There are open-source projects like Serverless, Chalice, Lambda Framework, Apex, and Gomix that add a level of abstraction over vendor serverless platforms. These frameworks make it easier to develop and deploy serverless components.
Some of these frameworks plan to allow abstraction across FaaS offerings to avoid lock-in to a single platform. I do not expect to see any abstraction or standardization that allows portability of serverless functions. Cloud vendors have unique FaaS offerings with different implementations. and the triggers/events are based on their own proprietary services (for example, AWS has S3, Kinesis, DynamodDB, etc. triggers).
Bots, IoT, mobile app backends, IoT backends, data processing/ETL, scheduled jobs, and any other event-driven use-cases are a perfect fit for serverless.

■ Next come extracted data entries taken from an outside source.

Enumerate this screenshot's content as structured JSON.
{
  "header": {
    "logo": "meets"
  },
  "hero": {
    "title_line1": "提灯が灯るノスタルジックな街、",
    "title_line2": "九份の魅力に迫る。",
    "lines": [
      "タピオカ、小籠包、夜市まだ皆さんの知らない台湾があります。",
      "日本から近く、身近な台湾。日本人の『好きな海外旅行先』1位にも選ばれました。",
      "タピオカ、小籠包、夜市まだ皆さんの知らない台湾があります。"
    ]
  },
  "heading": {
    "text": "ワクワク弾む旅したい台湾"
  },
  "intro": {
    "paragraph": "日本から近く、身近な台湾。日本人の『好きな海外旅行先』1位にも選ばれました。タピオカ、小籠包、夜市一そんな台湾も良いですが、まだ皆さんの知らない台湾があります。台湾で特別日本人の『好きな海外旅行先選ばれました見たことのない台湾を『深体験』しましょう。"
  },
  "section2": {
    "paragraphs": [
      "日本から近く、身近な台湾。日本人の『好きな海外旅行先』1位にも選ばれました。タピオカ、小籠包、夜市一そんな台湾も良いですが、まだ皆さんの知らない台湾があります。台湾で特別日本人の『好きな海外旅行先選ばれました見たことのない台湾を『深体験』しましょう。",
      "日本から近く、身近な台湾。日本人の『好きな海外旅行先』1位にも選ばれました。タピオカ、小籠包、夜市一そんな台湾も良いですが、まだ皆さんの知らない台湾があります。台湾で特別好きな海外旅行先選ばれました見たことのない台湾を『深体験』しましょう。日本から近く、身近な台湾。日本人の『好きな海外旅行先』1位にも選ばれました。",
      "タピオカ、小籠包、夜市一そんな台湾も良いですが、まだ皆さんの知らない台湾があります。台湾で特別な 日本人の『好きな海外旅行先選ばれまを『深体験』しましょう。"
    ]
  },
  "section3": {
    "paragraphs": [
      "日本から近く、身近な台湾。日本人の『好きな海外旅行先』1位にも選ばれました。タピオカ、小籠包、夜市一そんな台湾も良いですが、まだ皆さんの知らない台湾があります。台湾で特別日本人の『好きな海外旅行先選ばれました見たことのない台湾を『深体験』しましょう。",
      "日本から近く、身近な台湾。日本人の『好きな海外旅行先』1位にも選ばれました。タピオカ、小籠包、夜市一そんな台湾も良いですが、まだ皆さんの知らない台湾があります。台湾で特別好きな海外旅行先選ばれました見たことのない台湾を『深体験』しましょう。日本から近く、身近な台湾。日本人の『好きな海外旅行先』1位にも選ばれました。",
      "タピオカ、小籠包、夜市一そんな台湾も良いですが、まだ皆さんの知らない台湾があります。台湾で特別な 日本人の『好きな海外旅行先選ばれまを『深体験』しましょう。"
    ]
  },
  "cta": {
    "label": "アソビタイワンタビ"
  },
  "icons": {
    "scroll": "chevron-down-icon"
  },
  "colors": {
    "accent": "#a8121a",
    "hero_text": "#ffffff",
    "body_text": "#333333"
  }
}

In my opinion, any service that adds agility along with a reduction in IT operations and costs will become successful. Serverless definitely fits into this philosophy and, in my opinion, will continue to see increasing adoption. It will not “replace” existing architectures but augment them. The serverless movement is just getting started, and you can expect cloud vendors to invest heavily in improving the feature set and capabilities of serverless offerings. The serverless frameworks, DevOps teams, operational management and monitoring of FaaS will continue to mature in 2017. There are a lot of emergent trends at play here — containerization, serverless, LessOps, voice and chat bots, IoT proliferation, globalization and agility demands. All of these will accelerate serverless adoption.